Why the need for 2 calls to ControllerContext.Async.Callback in BeginGetUserInformation?

return userRepository.BeginGetUserInformation(CurrentUser,

        ControllerContext.Async.Callback,

        ControllerContext.Async.Callback);

Just a bug or something reasonable behind the consept?

Diego Guidi
03/26/2008 08:40 AM by
Diego Guidi

OMG this is awesome!

Ayende Rahien
03/26/2008 08:56 AM by
Ayende Rahien

Opps, that is a mistake, it is supposed to be:

return userRepository.BeginGetUserInf

ormation(CurrentUser,

                   ControllerContext.Async.Callback,

                   ControllerContext.Async.State);

A typo when writing the post. I fixed it, thanks for noticing

Benny Thomas
03/26/2008 09:08 AM by
Benny Thomas

I'm maybe difficult today, but why do u not send in only the ControllerContext.Async to the repository on both calls and let it decide what it need from the Async object?

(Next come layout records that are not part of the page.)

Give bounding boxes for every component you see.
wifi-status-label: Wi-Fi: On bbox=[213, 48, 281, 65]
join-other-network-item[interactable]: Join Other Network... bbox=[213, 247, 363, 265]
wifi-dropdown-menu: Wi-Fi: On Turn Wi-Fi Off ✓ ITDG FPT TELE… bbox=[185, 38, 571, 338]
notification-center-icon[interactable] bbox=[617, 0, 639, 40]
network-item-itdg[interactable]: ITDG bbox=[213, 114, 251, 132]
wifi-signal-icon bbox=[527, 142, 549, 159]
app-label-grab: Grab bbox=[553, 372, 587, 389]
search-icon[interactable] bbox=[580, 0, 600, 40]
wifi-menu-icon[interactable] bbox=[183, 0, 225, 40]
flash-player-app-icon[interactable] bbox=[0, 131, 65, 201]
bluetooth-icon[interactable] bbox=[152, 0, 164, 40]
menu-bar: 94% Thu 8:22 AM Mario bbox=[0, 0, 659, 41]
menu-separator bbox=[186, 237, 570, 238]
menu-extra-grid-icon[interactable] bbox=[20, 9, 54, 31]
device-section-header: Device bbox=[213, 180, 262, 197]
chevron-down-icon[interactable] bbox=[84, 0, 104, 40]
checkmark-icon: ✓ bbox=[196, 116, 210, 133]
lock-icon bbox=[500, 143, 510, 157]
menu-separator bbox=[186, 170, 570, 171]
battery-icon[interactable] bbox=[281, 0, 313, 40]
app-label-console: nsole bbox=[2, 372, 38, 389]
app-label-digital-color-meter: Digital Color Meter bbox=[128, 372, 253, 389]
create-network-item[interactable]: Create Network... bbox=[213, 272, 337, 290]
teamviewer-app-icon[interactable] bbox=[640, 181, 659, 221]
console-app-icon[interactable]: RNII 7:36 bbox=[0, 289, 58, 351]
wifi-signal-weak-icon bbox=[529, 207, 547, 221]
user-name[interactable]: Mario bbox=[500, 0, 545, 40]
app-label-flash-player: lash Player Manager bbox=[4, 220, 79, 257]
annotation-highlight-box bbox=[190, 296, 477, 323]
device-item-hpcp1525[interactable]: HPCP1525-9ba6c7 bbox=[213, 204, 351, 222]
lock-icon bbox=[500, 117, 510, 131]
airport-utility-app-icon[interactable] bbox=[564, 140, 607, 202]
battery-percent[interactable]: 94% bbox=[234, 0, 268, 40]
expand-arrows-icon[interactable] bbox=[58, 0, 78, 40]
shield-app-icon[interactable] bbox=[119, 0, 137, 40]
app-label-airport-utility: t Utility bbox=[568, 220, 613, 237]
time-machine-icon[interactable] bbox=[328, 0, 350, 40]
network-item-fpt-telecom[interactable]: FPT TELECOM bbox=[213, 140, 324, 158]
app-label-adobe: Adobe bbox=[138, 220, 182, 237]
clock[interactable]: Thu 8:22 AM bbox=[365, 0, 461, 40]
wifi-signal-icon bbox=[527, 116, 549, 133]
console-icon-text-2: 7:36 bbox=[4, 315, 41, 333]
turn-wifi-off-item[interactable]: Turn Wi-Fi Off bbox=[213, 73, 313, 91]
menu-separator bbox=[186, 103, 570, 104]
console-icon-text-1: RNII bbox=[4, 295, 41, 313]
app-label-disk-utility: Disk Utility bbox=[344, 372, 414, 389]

public IAsyncResult BeginIndex()

{

    return userRepository.BeginGetUserInformation(CurrentUser, 

        ControllerContext.Async);

}


public void EndIndex()

{

    PropertyBag["userInfo"] = userRepository.EndGetUserInformation(ControllerContext.Async);

}
Ayende Rahien
03/26/2008 09:13 AM by
Ayende Rahien

The standard async invocation pattern on the CLR calls for the following method signatures:

BeginXyz(AsyncCallback callback, object state);

EndXyz(IAsyncResult ar);

You will see that in all the API that handles async actions

Yuriy
03/26/2008 12:07 PM by
Yuriy

And what if I need to make two or more WS calls?

dimitrod
03/26/2008 03:33 PM by
dimitrod

Wow, that's impressing, can't wait to get it from the trunk. By the way is it possible to handle async timeouts like in the RegisterAsyncTask method?

lanwin
03/29/2008 07:27 PM by
lanwin

I suggest this less verbos syntax:

public AsyncEndAction Index()

{

IAsyncResult result = userRepository.BeginGetUserInformation(CurrentUser,

        ControllerContext.Async.Callback,

        ControllerContext.Async.State);

return delegate

{

PropertyBag["userInfo"] = userRepository.EndGetUserInformation(result);

}

}

Ayende Rahien
03/30/2008 11:25 AM by
Ayende Rahien

dimitrod,

The way this is handled in RegisterAsyncTask is complex, and highly dependent on the WebForms infrastructure.

Basically, they setup a time for this to catch this.

Yes, we can do that, but it is not trivial.

Ori Peleg
04/01/2008 08:44 AM by
Ori Peleg

Awesome!

How can you chain several blocking operations and handlers between Begin and End? e.g.

process -> (db query) -> process -> (web service) -> process -> response

Anything similar to "deferred" from Twisted? (http://twistedmatrix.com/projects/core/documentation/howto/defer.html)

Ori Peleg
04/01/2008 08:54 AM by
Ori Peleg

Just saw the reference to CompositeAsyncResult, I'll check it out :)

Comments have been closed on this topic.